2. Deciphera INVICTUS study: Phase III study of DCC 2618 vs placebo in advanced GIST patients who have been treated with prior anticancer therapies (must include imatinib, sunitinib and regorafenib).
Study details: https://clinicaltrials.gov/ct2/show/NCT03353753
This is a fourth line clinical trial of an oral kinase switch control inhibitor against resistant KIT and PDGFR mutations. Wild type or mutation status unknown GIST patients are eligible.
This trial is open at the Alfred Hospital
(PI John Zalcberg: email@example.com)
- Travel expenses for regional and interstate patients are covered in both of the above studies.

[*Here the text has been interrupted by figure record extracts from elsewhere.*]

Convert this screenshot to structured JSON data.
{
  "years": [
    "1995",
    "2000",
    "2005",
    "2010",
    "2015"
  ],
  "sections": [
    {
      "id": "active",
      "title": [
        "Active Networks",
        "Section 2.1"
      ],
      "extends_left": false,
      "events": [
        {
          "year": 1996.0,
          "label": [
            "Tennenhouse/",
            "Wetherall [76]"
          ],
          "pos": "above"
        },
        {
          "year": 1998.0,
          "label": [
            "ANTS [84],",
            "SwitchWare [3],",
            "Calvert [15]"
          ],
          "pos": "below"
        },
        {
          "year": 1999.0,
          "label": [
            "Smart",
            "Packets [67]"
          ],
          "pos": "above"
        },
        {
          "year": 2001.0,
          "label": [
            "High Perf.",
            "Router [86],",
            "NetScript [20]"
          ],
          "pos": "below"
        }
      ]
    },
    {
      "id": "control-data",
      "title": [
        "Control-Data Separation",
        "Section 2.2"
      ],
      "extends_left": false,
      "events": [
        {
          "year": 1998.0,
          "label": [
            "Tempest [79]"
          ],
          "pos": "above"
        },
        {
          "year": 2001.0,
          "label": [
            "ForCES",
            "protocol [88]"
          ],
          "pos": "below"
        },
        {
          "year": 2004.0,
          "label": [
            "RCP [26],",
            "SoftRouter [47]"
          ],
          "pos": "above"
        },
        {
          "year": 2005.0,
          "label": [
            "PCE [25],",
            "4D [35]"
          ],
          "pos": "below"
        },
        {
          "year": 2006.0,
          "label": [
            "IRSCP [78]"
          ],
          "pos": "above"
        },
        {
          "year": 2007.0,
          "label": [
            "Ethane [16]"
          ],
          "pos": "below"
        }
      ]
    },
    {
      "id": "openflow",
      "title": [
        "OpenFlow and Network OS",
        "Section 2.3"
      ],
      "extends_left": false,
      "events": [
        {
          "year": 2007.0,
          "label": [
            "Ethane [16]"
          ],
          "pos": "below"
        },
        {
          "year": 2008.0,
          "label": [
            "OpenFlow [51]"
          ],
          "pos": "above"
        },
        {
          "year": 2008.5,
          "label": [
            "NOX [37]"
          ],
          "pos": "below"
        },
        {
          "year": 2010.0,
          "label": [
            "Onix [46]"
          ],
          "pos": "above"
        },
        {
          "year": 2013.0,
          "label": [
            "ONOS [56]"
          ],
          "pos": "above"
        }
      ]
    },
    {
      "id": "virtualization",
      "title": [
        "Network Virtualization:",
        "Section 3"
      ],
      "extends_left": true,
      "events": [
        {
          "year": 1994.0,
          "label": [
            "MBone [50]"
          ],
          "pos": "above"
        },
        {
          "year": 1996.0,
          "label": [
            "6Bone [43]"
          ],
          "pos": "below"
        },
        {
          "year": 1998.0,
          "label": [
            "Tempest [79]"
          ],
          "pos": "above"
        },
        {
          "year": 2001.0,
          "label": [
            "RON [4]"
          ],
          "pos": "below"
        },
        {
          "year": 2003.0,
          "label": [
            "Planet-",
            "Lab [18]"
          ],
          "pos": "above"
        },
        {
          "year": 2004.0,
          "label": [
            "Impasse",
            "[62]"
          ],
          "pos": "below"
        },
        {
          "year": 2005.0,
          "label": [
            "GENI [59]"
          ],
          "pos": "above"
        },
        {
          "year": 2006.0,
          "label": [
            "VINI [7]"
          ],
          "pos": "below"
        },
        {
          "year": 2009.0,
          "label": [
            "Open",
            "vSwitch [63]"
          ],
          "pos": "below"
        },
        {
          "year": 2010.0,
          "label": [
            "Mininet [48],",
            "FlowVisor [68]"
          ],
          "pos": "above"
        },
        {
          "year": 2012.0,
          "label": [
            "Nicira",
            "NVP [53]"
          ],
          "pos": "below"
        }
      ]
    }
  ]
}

- A phase III trial of DCC 2618 versus sunitinib in second-line therapy of GIST is planned to open at sites around Australia later this year. Progressing patients on imatinib should be considered for dose escalation to 800 mg on Novartis access program below while waiting for study to open.
3. Novartis Glivec Access Program for gastrointestinal stromal tumours
Patients who progress on frontline imatinib can be dose escalated to 600 mg daily on the PBS. Novartis provide an extra 200mg daily through this program to top up dose to 800 mg daily.
Contact: firstname.lastname@example.org or phone 02 9805 3555
4. Bayer GAIN Stivarga (regorafenib) GIST Access Program.
Thanks to successful lobbying of Bayer led by John Zalcberg through MOGA, a free compassionate access program for regorafenib is available for patients who have failed imatinib and sunitinib.
Consideration should be made of enrolment of patients onto VOYAGER study first.